For example, we explored the influence of MARCHF9 expression on survival within gender subgroups. Interestingly, female patients displayed no statistical survival difference between the high and low MARCHF9 expression subgroups, suggesting that MARCHF9 may not significantly affect the overall survival of female COAD patients (Figure 3(a), P=0.35). In contrast, male patients exhibited a notable difference in survival. Specifically, male patients in the high-MARCHF9 group showed significantly poorer survival outcomes compared to those in the low-MARCHF9 group (Figure 3(b), P=0.025). This gender-specific divergence underscores the potential importance of considering gender-related differences in the prognostic impact of MARCHF9 expression in COAD.
Further analyses delve into the relationship between MARCHF9 expression and survival in COAD cases stratified by microsatellite instability (MSI) status. Intriguingly, higher MARCHF9 expression predicted worse survival in COAD patients with high MSI, suggesting that MARCHF9 may have a detrimental impact on prognosis in this specific molecular subgroup (Figure 3(c), P=0.016). Conversely, in COAD cases with low or stable MSI, MARCHF9 expression exhibited an opposite significance, potentially indicating a protective or neutral role in survival outcomes (Figure 3(d), P=0.031).

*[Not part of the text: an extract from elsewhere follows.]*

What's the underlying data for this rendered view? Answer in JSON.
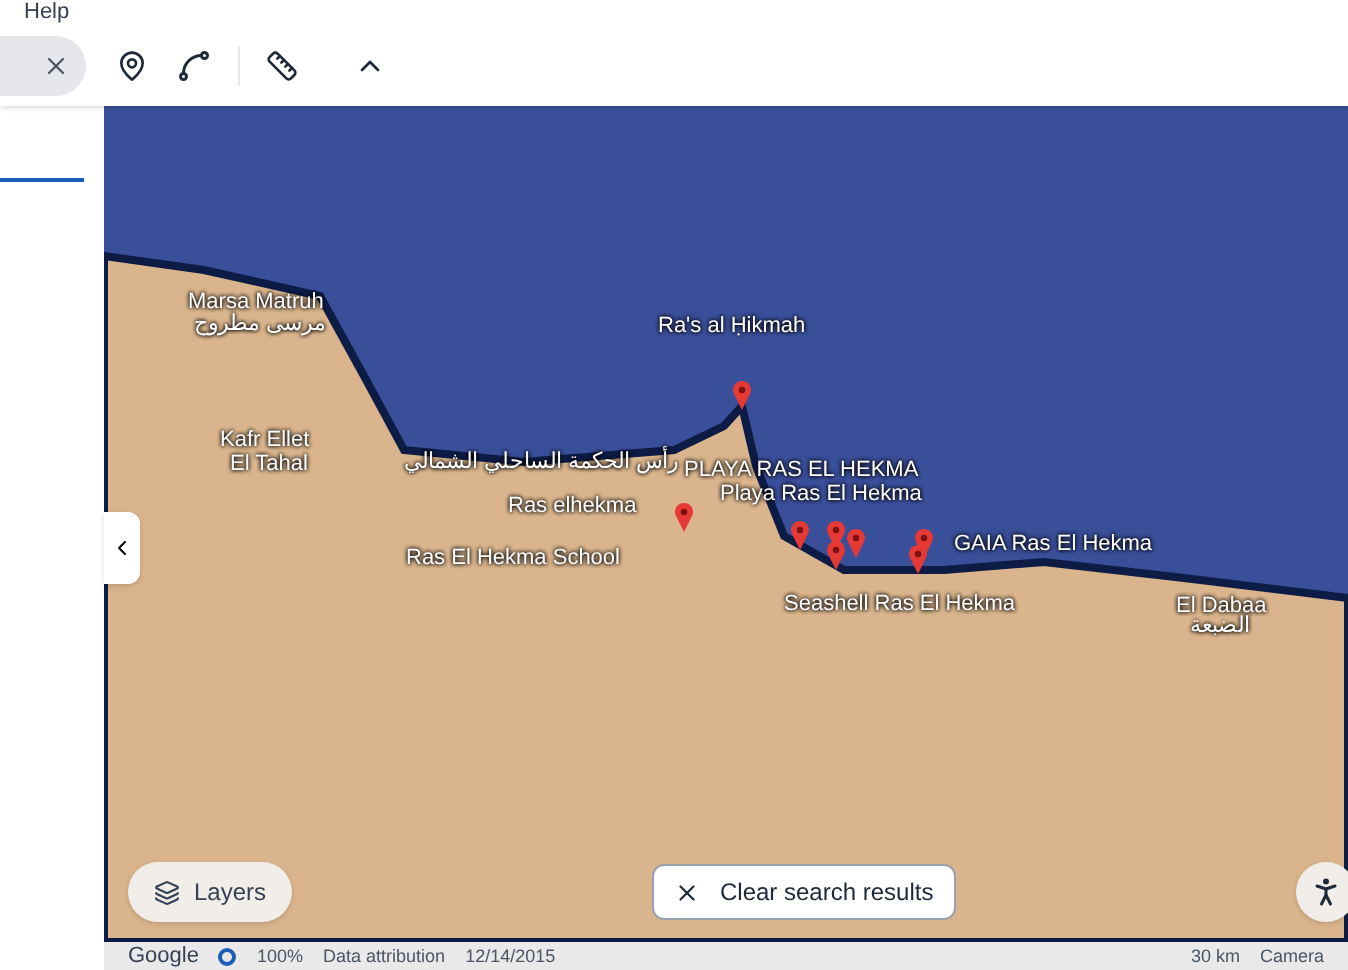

Moreover, we assessed the interaction between MARCHF9 expression and postoperative adjuvant chemotherapy in COAD patients. In those who received postoperative adjuvant chemotherapy, higher MARCHF9 expression was correlated with worse prognosis, suggesting that MARCHF9 may negatively impact survival in the context of chemotherapy (Figure 3(e), P=0.009). Conversely, in COAD patients who did not receive postoperative adjuvant chemotherapy, MARCHF9 expression showed no statistical significance in predicting survival outcomes (Figure 3(f), P=0.13). These findings emphasize the potential relevance of MARCHF9 as a predictive biomarker for treatment response and highlight the need to consider treatment modalities when assessing its prognostic role in COAD.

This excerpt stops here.